DeepMind’s large-scale language model AlphaCode has been hailed as having the potential to beat computer programmers by parsing algorithms and generating complex programs.
In a new paper published in the Science, DeepMind researchers say AlphaCode beats half the average human coder in standard programming competitions.
DeepMind’s developers tested AlphaCode on a competitive programming site where human developers are given coding problems and ranked based on their results to validate its potential.
Even though machine learning has made great strides, it’s hard to build an AI that’s good at multiple things. You can train a machine with data corresponding to one class of programming problems but fail when you try to tackle another problem. So, the researchers decided to skip all training on algorithms and code structures and treat programming like a translation problem.
AlphaCode, developed in 2018, is a transformer-based language model with 41.4 billion parameters. This is four times the size of GitHub Copilot’s language model Codex, which parses 12 billion parameters. Earlier, another DeepMind AI AlphaFold managed to decode the structure of almost all proteins known to science.
Coding challenges often include a task description, and the output code given by human participants is only a representation of that description. Therefore, AlphaCode’s architecture is to handle the problem in the following three phases.
- Data: AlphaCode is fed data from public repositories on GitHub.
- Learning: The tool learns on a dataset and calibrates to the task’s requirements.
- Sampling and Evaluation: After learning, the AI tool massively samples program variations for each problem. Then, through filtering and clustering, rank the programs into ten small subsets and submit them for external evaluation.

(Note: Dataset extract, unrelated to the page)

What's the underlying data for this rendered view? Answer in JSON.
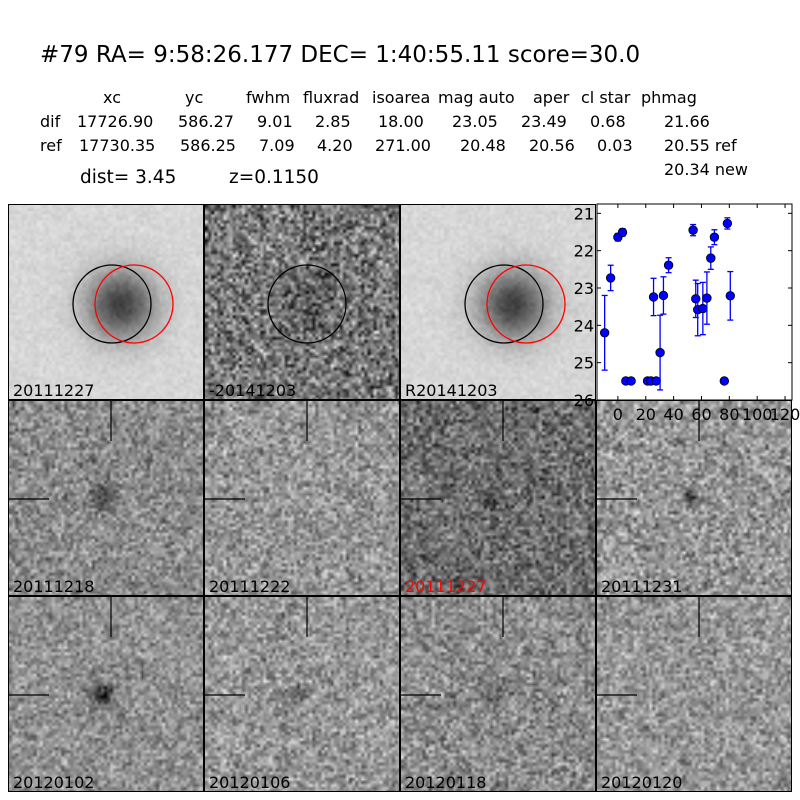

Researchers have found that AlphaCode can generate many possible answers to coding problems, about 40% of which either exhaust all available system memory or the solution cannot be reached in a reasonable amount of time.
DeepMind found that clusters of similar codes gave better answers, while wrong codes were randomly distributed. By focusing on these answers, AlphaCode could answer about one-third of the coding challenges correctly. But many human programmers are smarter, so AlphaCode only reached the top 54%.
This experiment is also attractive from the perspective of thinking about programming itself. AlphaCode was not given any generic examples of what constitutes an algorithm, nor does it know if the internal representation of the problem contains anything that can be identified as an algorithm.
The advent of AlphaCode won’t immediately put engineers out of work, but future evolutions will likely do just that. Recently DeepMind AI, DeepNash, successfully played the classic board game Stratego with human expert-level performance, and the neural network even uses bluffs to beat human players.